I have used this baked cheesecake recipe for several functions, including my own birthday party.
It ALWAYS goes down well with everybody! You can use your imagination for the toppings – I love using whole fresh strawberries on top (dusted with icing sugar). You could also serve it plain, why not?!
- 200 grams of sweet pastry – see https://whippingitup.wordpress.com/2009/08/03/how-to-make-sweet-pastry-for-tarts-etc/ for the recipe (you DON’T BLIND BAKE the sweet pastry in this case)
- 500 grams cream cheese
- 1 tin condensed milk
- 50 ml pouring cream
- 85 grams castor sugar
- 1 tablespoon custard powder
- 2 1/2 eggs
- lime juice
- Mix the cream cheese, condensed milk & cream together (until smooth)

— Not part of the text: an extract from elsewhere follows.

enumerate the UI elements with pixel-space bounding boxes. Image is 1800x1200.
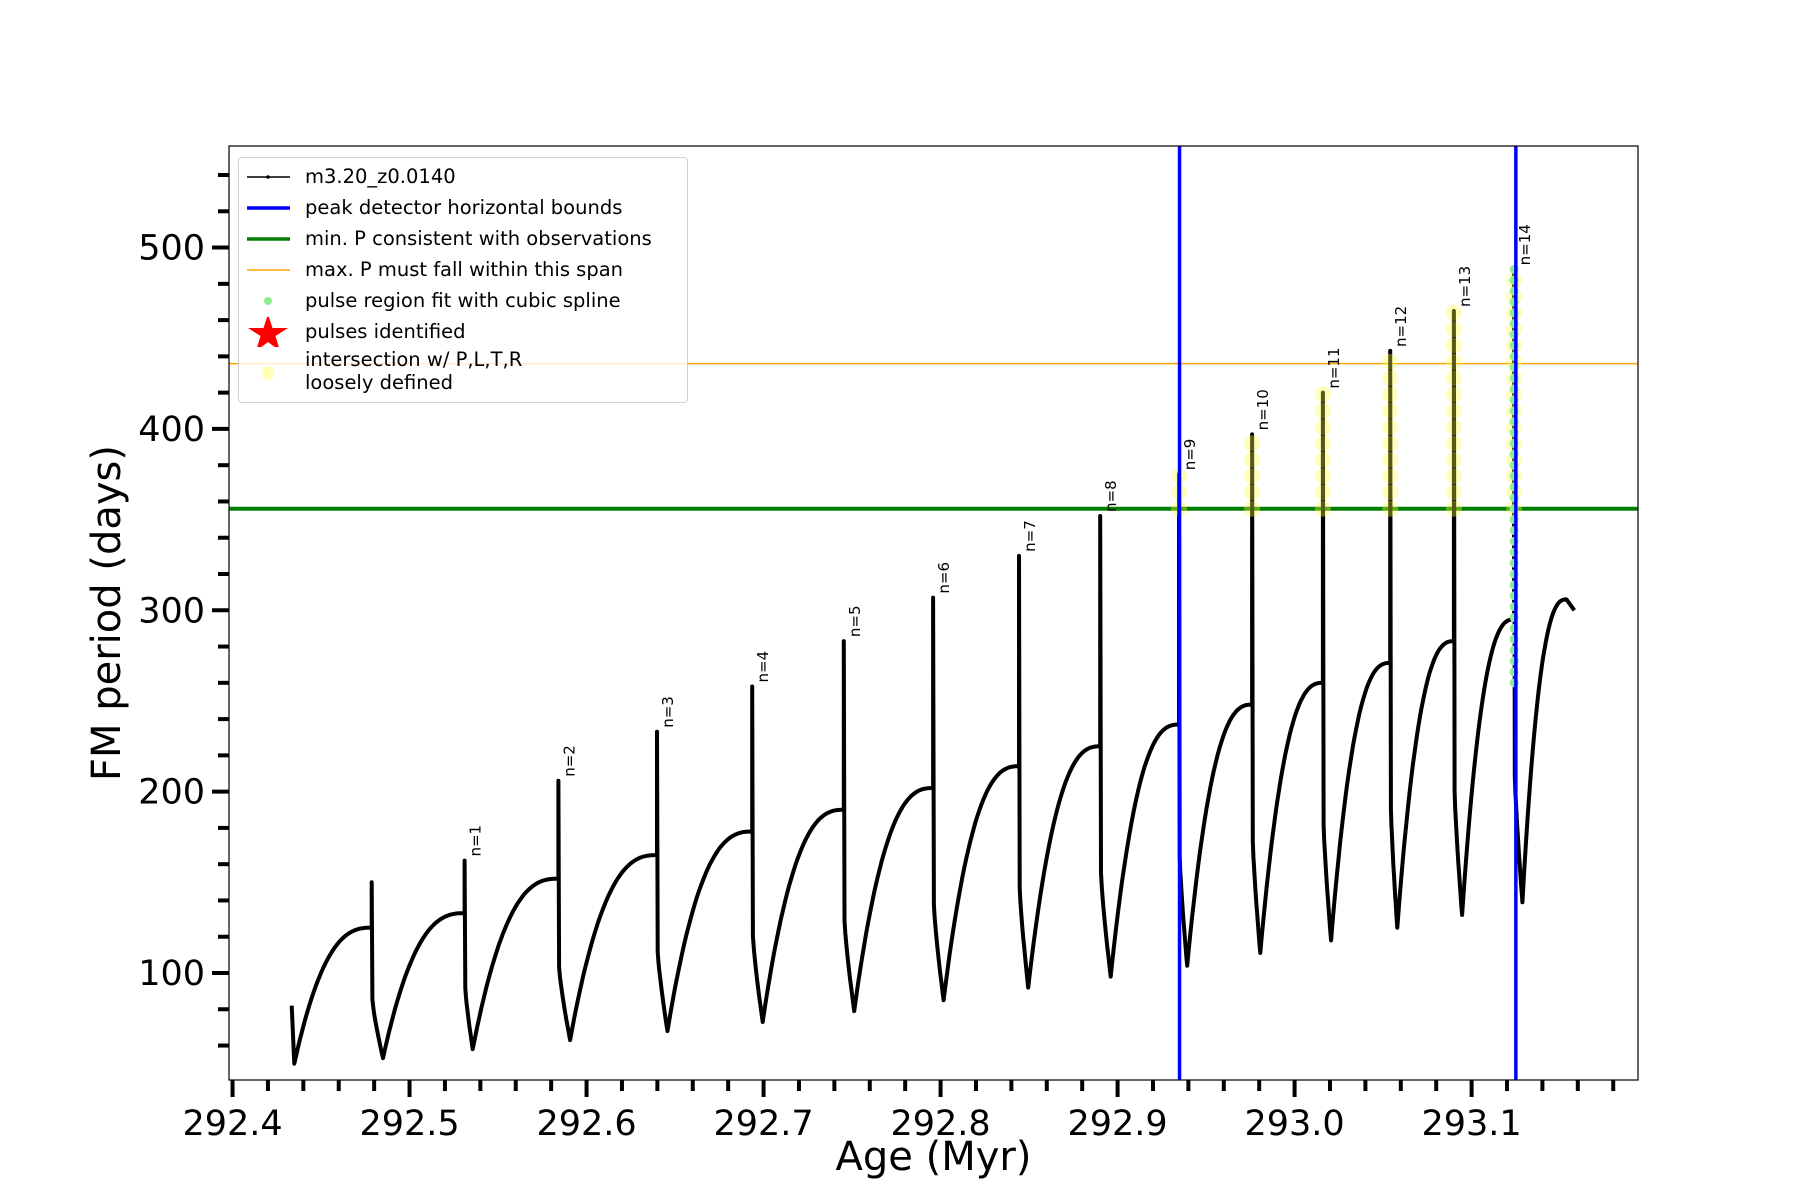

- Mix in all the other ingredients
- Grease a tart tin and then line it with your sweet pastry
- Pour the mix into the pastry tin
- Bake at 110 degrees celsius until the pastry is golden brown and the cheesecake has set (test for readiness by prodding gently with your finger – it should have a firm consistency)
- Apologies but I don’t have a baking time for you – we were not taught to work with TIMES. Chef Tim taught us to be in touch with what we were baking – the golden rule was this: ‘It’s ready when it’s ready!’ It was frustrating for us patisserie-chefs-in-training in the beginning but it has proved to be a wonderful way of working.
Allow your cheesecake to cool before serving.